The researcher paled, and he hadn't had much coloring to begin with. "The vests by themselves could not stop a high-velocity round," he explained. "But we have augmented them with differing types of ballistic plate, and together they are enough to provide excellent protection."

They reached the three men, each of whom looked quite dead to Brasch, until he saw that they were breathing. But only just. The director hurried on, lest Himmler decide the whole exercise was a waste of his time. A good idea-people had died for less.

"Now, Herr Reichsfuhrer, these subjects were not in very good physical condition to begin with, certainly not as good as one of your storm troopers. And they have been hit three times with high-velocity rounds. It would still be an enormously traumatic event for the body. But I think you will be pleasantly surprised at the results."

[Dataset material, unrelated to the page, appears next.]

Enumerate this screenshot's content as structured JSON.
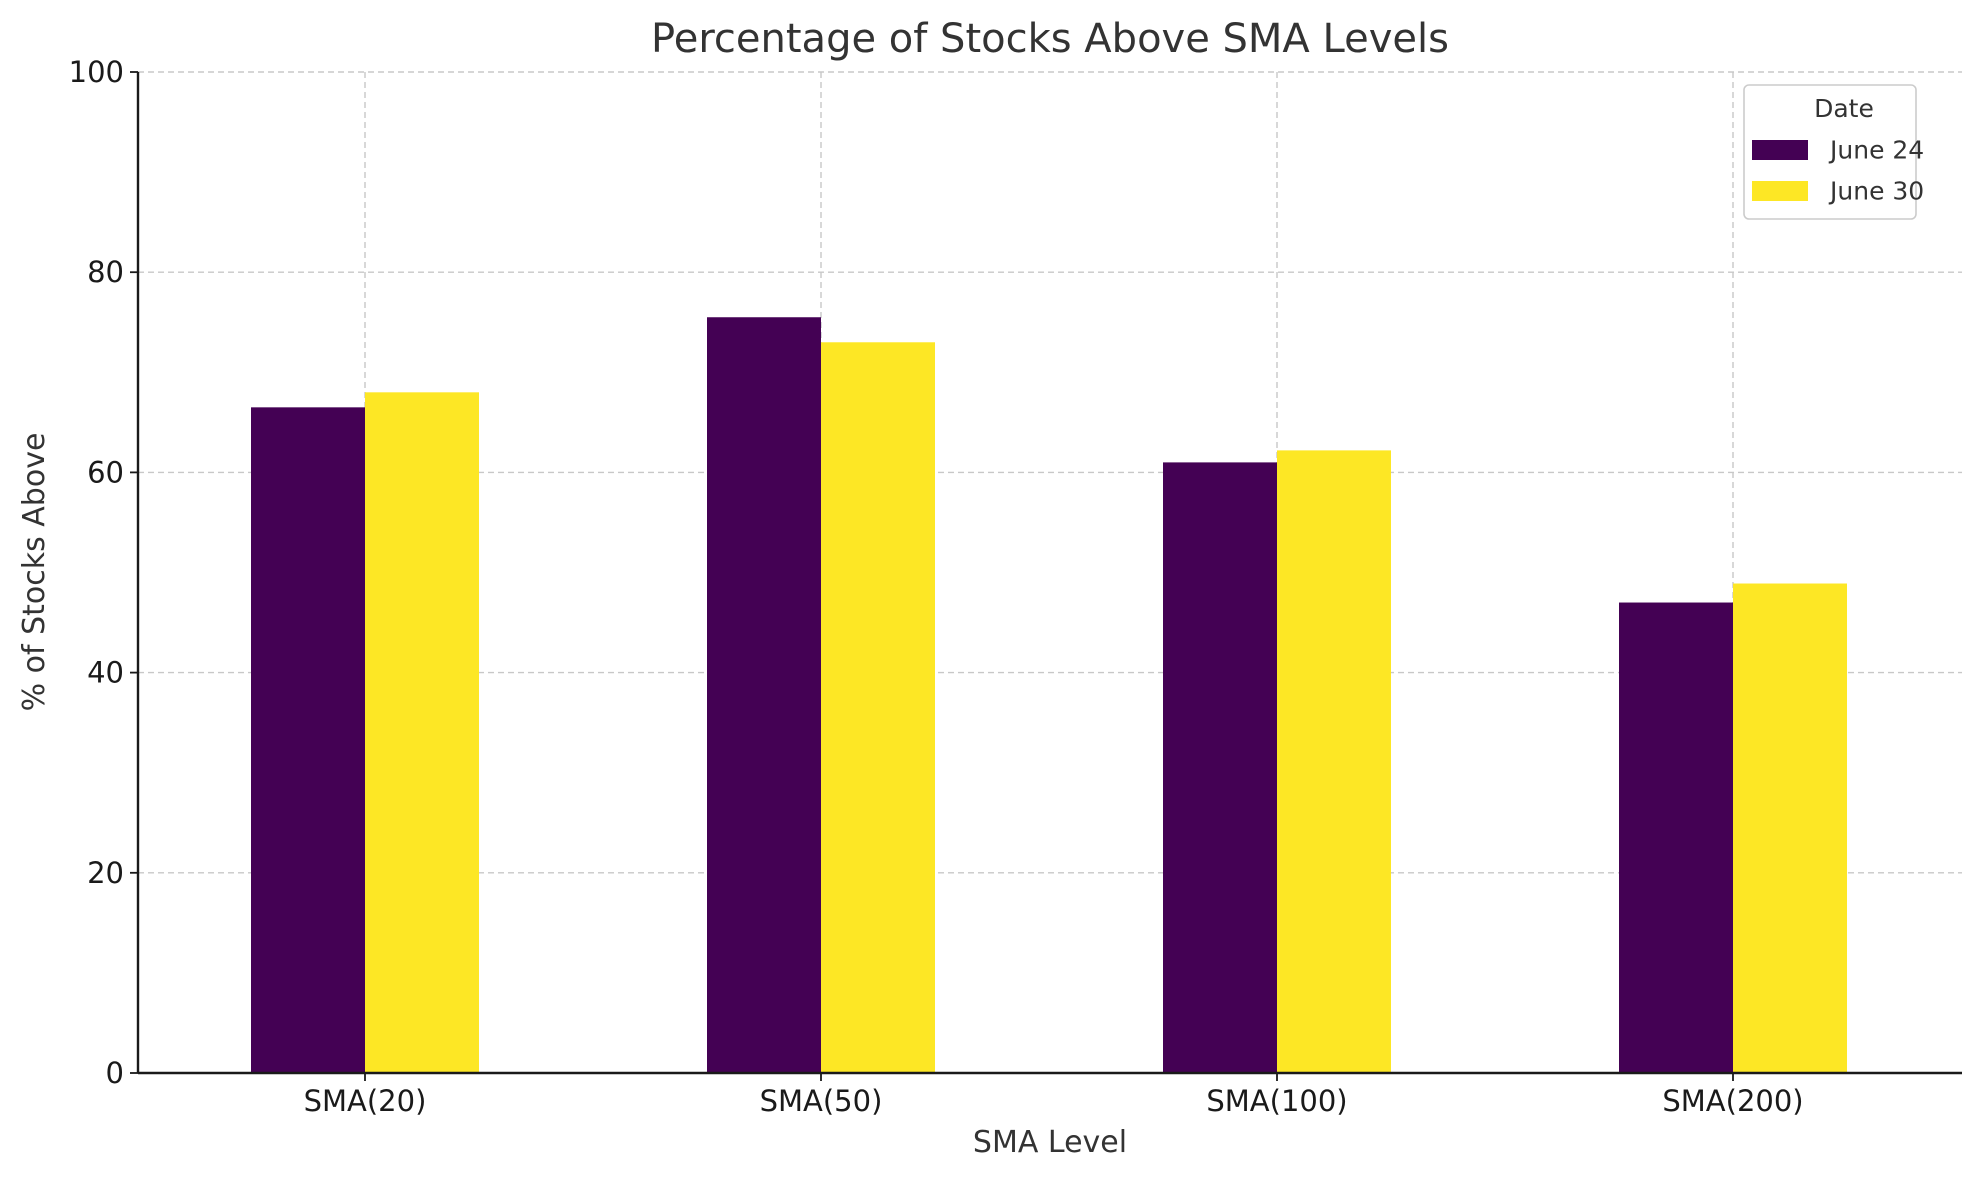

Paul Brasch often felt as if his capacity to feel anything had been burned away during his time in the Soviet Union. Now as the project director's aides roughly stripped the bulky black vests away from the men's bodies, he found himself thankful for the crust of scar tissue that had formed around his feelings. It allowed him to appear as inhuman as his colleagues.

The director was babbling on to Himmler about some production-line issue that would involve the use of concentrated sulfuric acid. Skorzeny was boasting of his marksmanship to another SS officer, who was laughing at the way one of the prisoners' eyeballs had popped out onto his cheek. Brasch breathed in slowly and fought down the urge to draw his pistol and kill them all. Instead he watched with apparent detachment as SS orderlies finished removing the body armor and the men's prison camp shirts.

Their torsos were massively bruised, and one man had a large concave depression just under his heart. But none of the rounds had actually penetrated. Their guide was holding one of the jackets, pointing out features such as the pivoting shoulder pads, grenade hangers, and rifle butt patches. Himmler wanted to know how many of the vests would be ready in time for Operation Sea Dragon, and he was unhappy to be told that four hundred was the limit of current production capacity.

As the director kept babbling about sulfuric acid, Himmler tuned him out and turned to face Brasch instead. "Well, Herr Colonel, another miracle for you to work in our behalf, yes? I don't expect to be able to outfit every Waffen-SS Division, but I need at least two thousand of these vests by the time we are ready to go. Can you guarantee me that?"

Brasch shook his head emphatically. "No, Herr Reichsfuhrer, but I shall increase production by whatever amount is possible. Based on my experience at Demidenko, I imagine we can get you at least fifty percent more than the director believes possible."